On 6 January 2017, the Delhi High Court gave the Industrial Tribunal, an independent tribunal that hears matters related to employment, the go-ahead for proceeding with its hearing on a case related to complaints of sexual harassment against RK Pachauri, the former director general of the The Energy and Research Institute (TERI), a Delhi-based think tank. In February 2015, a 29-year-old researcher formerly employed with TERI filed a first information report against Pachauri. She alleged that Pachauri had subjected her to “repeated and constant requests to have a romantic and physical relationship,” and that despite having repeatedly told him that she was not interested, “he refused to give up.” She alleged that he had also physically harassed her, and had forcibly touched and grabbed her. When she confronted Pachauri about her objection to his actions, she said, he had threatened that he would “not give me any more work in his office and that I should leave TERI or he will transfer me to some other division.” The case made global headlines, owing to Pachauri’s reputation as a world leader in drawing attention to climate change. After the first complainant registered her complaint, two other women, both former employees of TERI, came forward and released public statements about facing sexual harassment at Pachauri’s hands. Before she filed a complaint with the police, the former researcher had also filed a complaint with TERI’s internal complaints committee, a body mandated by law to investigate complaints of sexual harassment in workplaces. In May 2015, after the ICC filed its report, Pachauri registered a case with the Industrial Tribunal, alleging that the ICC had “withheld anonymous statements from unknown witnesses and rushed the enquiry.”

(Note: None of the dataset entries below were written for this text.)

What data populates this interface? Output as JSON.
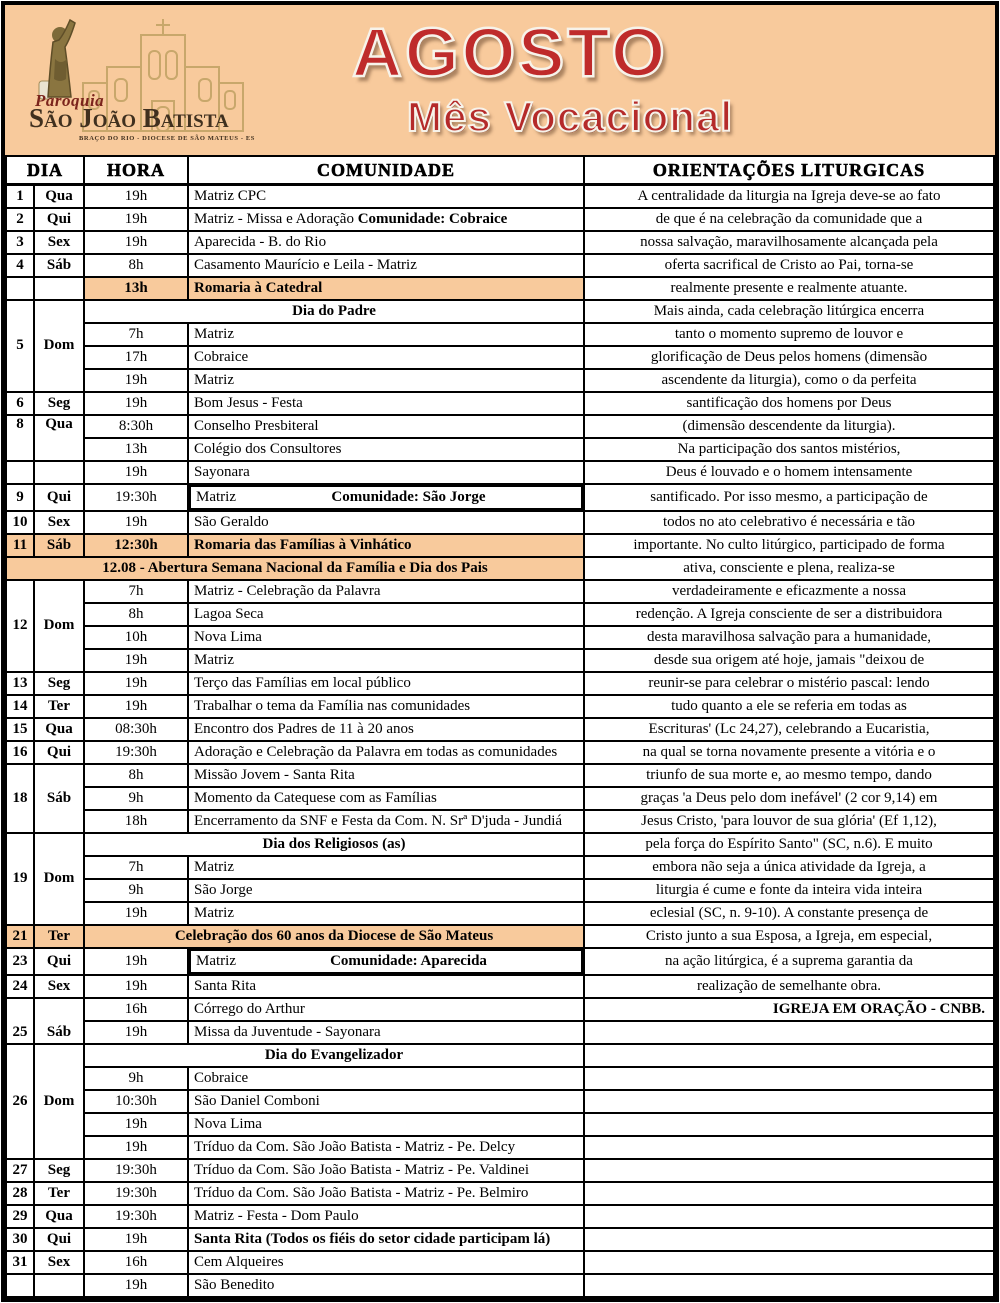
{
  "colors": {
    "banner_peach": "#f8ca9c",
    "highlight_peach": "#f8ca9c",
    "title_red": "#bf2b2b",
    "logo_brown": "#40301f",
    "logo_script_red": "#7b241c",
    "border_black": "#000000"
  },
  "header": {
    "title": "AGOSTO",
    "subtitle": "Mês Vocacional",
    "logo": {
      "script": "Paroquia",
      "name": "São João Batista",
      "sub": "Braço Do Rio - Diocese De São Mateus - ES",
      "icons": [
        "statue-of-saint-john-icon",
        "church-facade-icon"
      ]
    }
  },
  "table": {
    "columns": {
      "dia": "DIA",
      "hora": "HORA",
      "comunidade": "COMUNIDADE",
      "orientacoes": "ORIENTAÇÕES LITURGICAS"
    },
    "rows": [
      {
        "num": "1",
        "day": "Qua",
        "hora": "19h",
        "comunidade": "Matriz CPC",
        "orientacao": "A centralidade da liturgia na Igreja deve-se ao fato"
      },
      {
        "num": "2",
        "day": "Qui",
        "hora": "19h",
        "comunidade": "Matriz - Missa e Adoração ",
        "comunidade_bold": "Comunidade: Cobraice",
        "bold_layout": "inline",
        "orientacao": "de que é na celebração da comunidade que a"
      },
      {
        "num": "3",
        "day": "Sex",
        "hora": "19h",
        "comunidade": "Aparecida - B. do Rio",
        "orientacao": "nossa salvação, maravilhosamente alcançada pela"
      },
      {
        "num": "4",
        "day": "Sáb",
        "hora": "8h",
        "comunidade": "Casamento Maurício e Leila - Matriz",
        "orientacao": "oferta sacrifical de Cristo ao Pai, torna-se"
      },
      {
        "num": "",
        "day": "",
        "hora": "13h",
        "hora_bold": true,
        "comunidade": "Romaria à Catedral",
        "com_bold": true,
        "highlight_hc": true,
        "orientacao": "realmente presente e realmente atuante."
      },
      {
        "num": "5",
        "day": "Dom",
        "day_rowspan": 4,
        "banner": "Dia do Padre",
        "banner_cols": 2,
        "orientacao": "Mais ainda, cada celebração litúrgica encerra"
      },
      {
        "hora": "7h",
        "comunidade": "Matriz",
        "orientacao": "tanto o momento supremo de louvor e"
      },
      {
        "hora": "17h",
        "comunidade": "Cobraice",
        "orientacao": "glorificação de Deus pelos homens (dimensão"
      },
      {
        "hora": "19h",
        "comunidade": "Matriz",
        "orientacao": "ascendente da liturgia), como o da perfeita"
      },
      {
        "num": "6",
        "day": "Seg",
        "hora": "19h",
        "comunidade": "Bom Jesus - Festa",
        "orientacao": "santificação dos homens por Deus"
      },
      {
        "num": "8",
        "day": "Qua",
        "day_rowspan": 2,
        "day_valign": "top",
        "hora": "8:30h",
        "comunidade": "Conselho Presbiteral",
        "orientacao": "(dimensão descendente da liturgia)."
      },
      {
        "hora": "13h",
        "comunidade": "Colégio dos Consultores",
        "orientacao": "Na participação dos santos mistérios,"
      },
      {
        "num": "",
        "day": "",
        "hora": "19h",
        "comunidade": "Sayonara",
        "orientacao": "Deus é louvado e o homem intensamente"
      },
      {
        "num": "9",
        "day": "Qui",
        "hora": "19:30h",
        "comunidade": "Matriz",
        "comunidade_bold": "Comunidade: São Jorge",
        "bold_layout": "center",
        "orientacao": "santificado. Por isso mesmo, a participação de"
      },
      {
        "num": "10",
        "day": "Sex",
        "hora": "19h",
        "comunidade": "São Geraldo",
        "orientacao": "todos no ato celebrativo é necessária e tão"
      },
      {
        "num": "11",
        "day": "Sáb",
        "hora": "12:30h",
        "hora_bold": true,
        "comunidade": "Romaria das Famílias à Vinhático",
        "com_bold": true,
        "highlight": true,
        "orientacao": "importante. No culto litúrgico, participado de forma"
      },
      {
        "banner": "12.08 - Abertura Semana Nacional da Família  e Dia dos Pais",
        "banner_cols": 4,
        "highlight": true,
        "orientacao": "ativa, consciente e plena, realiza-se"
      },
      {
        "num": "12",
        "day": "Dom",
        "day_rowspan": 4,
        "hora": "7h",
        "comunidade": "Matriz - Celebração da Palavra",
        "orientacao": "verdadeiramente e eficazmente a nossa"
      },
      {
        "hora": "8h",
        "comunidade": "Lagoa Seca",
        "orientacao": "redenção. A Igreja consciente de ser a distribuidora"
      },
      {
        "hora": "10h",
        "comunidade": "Nova Lima",
        "orientacao": "desta maravilhosa salvação para a humanidade,"
      },
      {
        "hora": "19h",
        "comunidade": "Matriz",
        "orientacao": "desde sua origem até hoje, jamais \"deixou de"
      },
      {
        "num": "13",
        "day": "Seg",
        "hora": "19h",
        "comunidade": "Terço das Famílias em local público",
        "orientacao": "reunir-se para celebrar o mistério pascal: lendo"
      },
      {
        "num": "14",
        "day": "Ter",
        "hora": "19h",
        "comunidade": "Trabalhar o tema da Família nas comunidades",
        "orientacao": "tudo quanto a ele se referia em todas as"
      },
      {
        "num": "15",
        "day": "Qua",
        "hora": "08:30h",
        "comunidade": "Encontro dos Padres de 11 à 20 anos",
        "orientacao": "Escrituras' (Lc 24,27), celebrando a Eucaristia,"
      },
      {
        "num": "16",
        "day": "Qui",
        "hora": "19:30h",
        "comunidade": "Adoração e Celebração da Palavra em todas as comunidades",
        "orientacao": "na qual se torna novamente presente a vitória e o"
      },
      {
        "num": "18",
        "day": "Sáb",
        "day_rowspan": 3,
        "hora": "8h",
        "comunidade": "Missão Jovem - Santa Rita",
        "orientacao": "triunfo de sua morte e, ao mesmo tempo, dando"
      },
      {
        "hora": "9h",
        "comunidade": "Momento da Catequese com as Famílias",
        "orientacao": "graças 'a Deus pelo dom inefável' (2 cor 9,14) em"
      },
      {
        "hora": "18h",
        "comunidade": "Encerramento da SNF e Festa da Com. N. Srª D'juda - Jundiá",
        "orientacao": "Jesus Cristo, 'para louvor de sua glória' (Ef 1,12),"
      },
      {
        "num": "19",
        "day": "Dom",
        "day_rowspan": 4,
        "banner": "Dia dos Religiosos (as)",
        "banner_cols": 2,
        "orientacao": "pela força do Espírito Santo\" (SC, n.6). E muito"
      },
      {
        "hora": "7h",
        "comunidade": "Matriz",
        "orientacao": "embora não seja a única atividade da Igreja, a"
      },
      {
        "hora": "9h",
        "comunidade": "São Jorge",
        "orientacao": "liturgia é cume e fonte da inteira vida inteira"
      },
      {
        "hora": "19h",
        "comunidade": "Matriz",
        "orientacao": "eclesial (SC, n. 9-10). A constante presença de"
      },
      {
        "num": "21",
        "day": "Ter",
        "banner": "Celebração dos 60 anos da Diocese de São Mateus",
        "banner_cols": 2,
        "highlight": true,
        "orientacao": "Cristo junto a sua Esposa, a Igreja, em especial,"
      },
      {
        "num": "23",
        "day": "Qui",
        "hora": "19h",
        "comunidade": "Matriz",
        "comunidade_bold": "Comunidade: Aparecida",
        "bold_layout": "center",
        "orientacao": "na ação litúrgica, é a suprema garantia da"
      },
      {
        "num": "24",
        "day": "Sex",
        "hora": "19h",
        "comunidade": "Santa Rita",
        "orientacao": "realização de semelhante obra."
      },
      {
        "num": "25",
        "day": "Sáb",
        "day_rowspan": 2,
        "day_valign": "bottom",
        "hora": "16h",
        "comunidade": "Córrego do Arthur",
        "orientacao": "IGREJA EM ORAÇÃO - CNBB.",
        "orient_bold": true,
        "orient_right": true
      },
      {
        "hora": "19h",
        "comunidade": "Missa da Juventude - Sayonara",
        "orientacao": ""
      },
      {
        "num": "26",
        "day": "Dom",
        "day_rowspan": 5,
        "banner": "Dia do Evangelizador",
        "banner_cols": 2,
        "orientacao": ""
      },
      {
        "hora": "9h",
        "comunidade": "Cobraice",
        "orientacao": ""
      },
      {
        "hora": "10:30h",
        "comunidade": "São Daniel Comboni",
        "orientacao": ""
      },
      {
        "hora": "19h",
        "comunidade": "Nova Lima",
        "orientacao": ""
      },
      {
        "hora": "19h",
        "comunidade": "Tríduo da Com. São João Batista - Matriz - Pe. Delcy",
        "orientacao": ""
      },
      {
        "num": "27",
        "day": "Seg",
        "hora": "19:30h",
        "comunidade": "Tríduo da Com. São João Batista - Matriz - Pe. Valdinei",
        "orientacao": ""
      },
      {
        "num": "28",
        "day": "Ter",
        "hora": "19:30h",
        "comunidade": "Tríduo da Com. São João Batista - Matriz - Pe. Belmiro",
        "orientacao": ""
      },
      {
        "num": "29",
        "day": "Qua",
        "hora": "19:30h",
        "comunidade": "Matriz - Festa - Dom Paulo",
        "orientacao": ""
      },
      {
        "num": "30",
        "day": "Qui",
        "hora": "19h",
        "comunidade": "Santa Rita (Todos os fiéis do setor cidade participam lá)",
        "com_bold": true,
        "orientacao": ""
      },
      {
        "num": "31",
        "day": "Sex",
        "hora": "16h",
        "comunidade": "Cem Alqueires",
        "orientacao": ""
      },
      {
        "num": "",
        "day": "",
        "hora": "19h",
        "comunidade": "São Benedito",
        "orientacao": ""
      }
    ]
  }
}
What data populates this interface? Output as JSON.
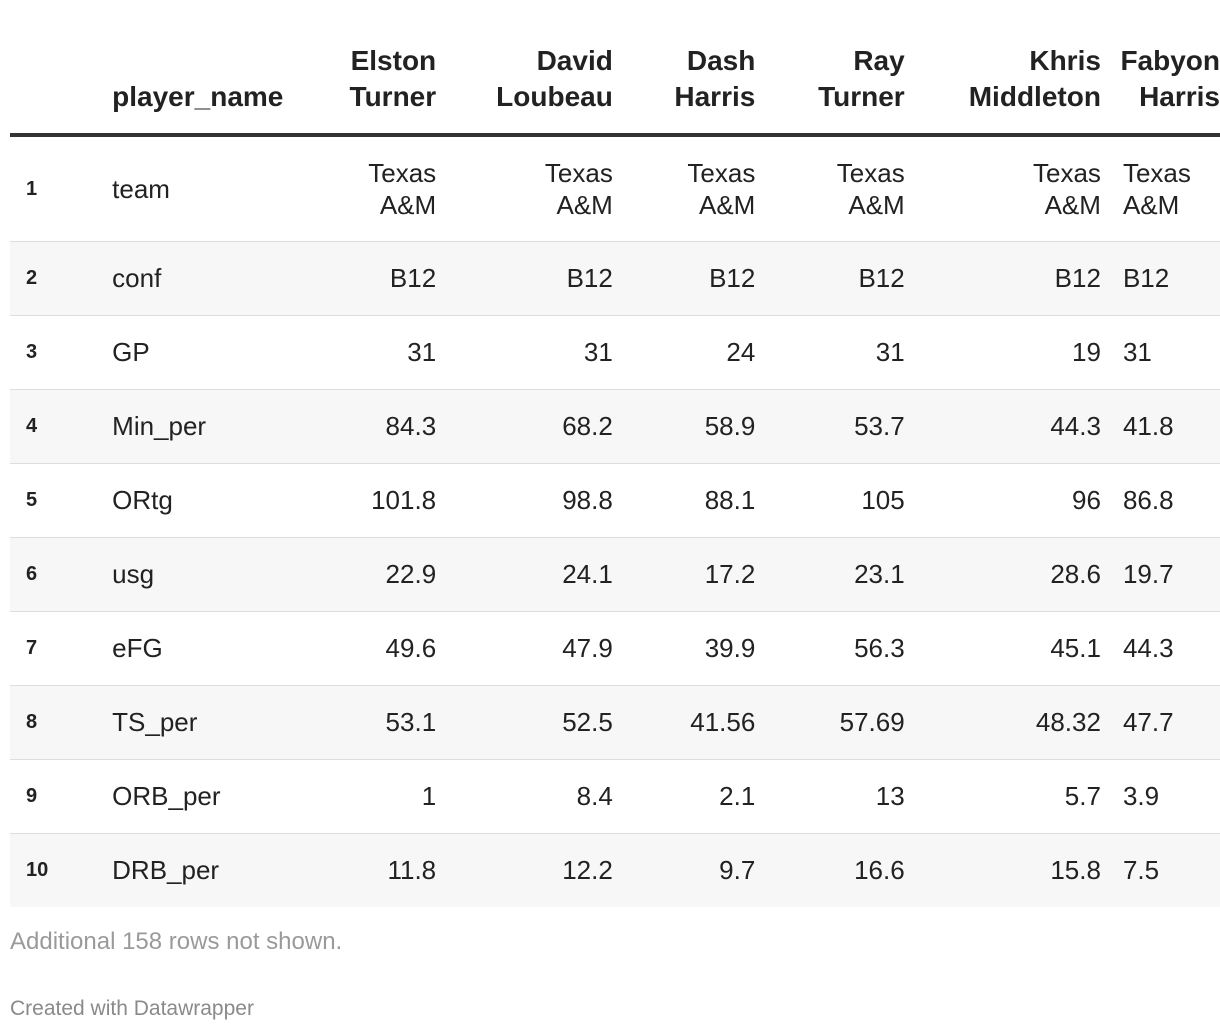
{
  "chart_data": {
    "type": "table",
    "columns": [
      "",
      "player_name",
      "Elston Turner",
      "David Loubeau",
      "Dash Harris",
      "Ray Turner",
      "Khris Middleton",
      "Fabyon Harris"
    ],
    "column_headers": [
      {
        "line1": "",
        "line2": ""
      },
      {
        "line1": "",
        "line2": "player_name"
      },
      {
        "line1": "Elston",
        "line2": "Turner"
      },
      {
        "line1": "David",
        "line2": "Loubeau"
      },
      {
        "line1": "Dash",
        "line2": "Harris"
      },
      {
        "line1": "Ray",
        "line2": "Turner"
      },
      {
        "line1": "Khris",
        "line2": "Middleton"
      },
      {
        "line1": "Fabyon",
        "line2": "Harris"
      }
    ],
    "rows": [
      {
        "index": "1",
        "stat": "team",
        "values": [
          "Texas A&M",
          "Texas A&M",
          "Texas A&M",
          "Texas A&M",
          "Texas A&M",
          "Texas A&M"
        ]
      },
      {
        "index": "2",
        "stat": "conf",
        "values": [
          "B12",
          "B12",
          "B12",
          "B12",
          "B12",
          "B12"
        ]
      },
      {
        "index": "3",
        "stat": "GP",
        "values": [
          "31",
          "31",
          "24",
          "31",
          "19",
          "31"
        ]
      },
      {
        "index": "4",
        "stat": "Min_per",
        "values": [
          "84.3",
          "68.2",
          "58.9",
          "53.7",
          "44.3",
          "41.8"
        ]
      },
      {
        "index": "5",
        "stat": "ORtg",
        "values": [
          "101.8",
          "98.8",
          "88.1",
          "105",
          "96",
          "86.8"
        ]
      },
      {
        "index": "6",
        "stat": "usg",
        "values": [
          "22.9",
          "24.1",
          "17.2",
          "23.1",
          "28.6",
          "19.7"
        ]
      },
      {
        "index": "7",
        "stat": "eFG",
        "values": [
          "49.6",
          "47.9",
          "39.9",
          "56.3",
          "45.1",
          "44.3"
        ]
      },
      {
        "index": "8",
        "stat": "TS_per",
        "values": [
          "53.1",
          "52.5",
          "41.56",
          "57.69",
          "48.32",
          "47.7"
        ]
      },
      {
        "index": "9",
        "stat": "ORB_per",
        "values": [
          "1",
          "8.4",
          "2.1",
          "13",
          "5.7",
          "3.9"
        ]
      },
      {
        "index": "10",
        "stat": "DRB_per",
        "values": [
          "11.8",
          "12.2",
          "9.7",
          "16.6",
          "15.8",
          "7.5"
        ]
      }
    ]
  },
  "footnote": "Additional 158 rows not shown.",
  "credit": "Created with Datawrapper",
  "colors": {
    "text": "#222222",
    "stripe": "#f7f7f7",
    "rule": "#333333",
    "muted": "#9a9a9a"
  }
}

For her July 2016 cover story, ‘Hostile Climate,’ Nikita Saxena, the web editor at The Caravan, investigated the allegations against Pachauri. Saxena’s reporting suggested that TERI, as an organisation, had played a key role in enabling Pachauri’s actions, consequently shielding him from persecution. If the director general had been brazen in his behaviour, Saxena wrote, the combined responses of hundreds of employees had fostered an environment in which he could get away with it. In the following extract from the story, Saxena recounts how the ICC conducted its inquiry, and how the treatment meted out to both the complainant and the women who comprised the committee was indicative of TERI’s unwillingness to hold Pachauri accountable.
As part of her complaint against Pachauri, the former TERI researcher submitted to the police copies of thousands of emails, SMSes and WhatsApp messages that she alleged he had sent her. Together, they present a picture of the suffocating harassment she says Pachauri subjected her to.
Pachauri sends her poems, professes his desperate love for her, chides her for not accepting his affections, and declares that he will punish himself. At 9.53 pm on 1 October 2013, he wrote to her that “every breath of mine has you at the centre.” Later the same day, he told her that “just to prove how much I love you, I shall go on a fast after the cricket match tomorrow. I will break the fast only when you tell me that you believe I love you with sincerity and unfathomable depth.” To him, she wrote, “I do believe you and you know it but I felt a little violated. Please you are not to grab me and or kiss me.”
In other messages, Pachauri himself refers to his physical advances towards the complainant. “Even when I ‘grabbed your body,’” he wrote in an email on 14 November 2013, “I had my left hand over your right breast. Did I make even the slightest attempt to hold it in my hand or fondle you there?”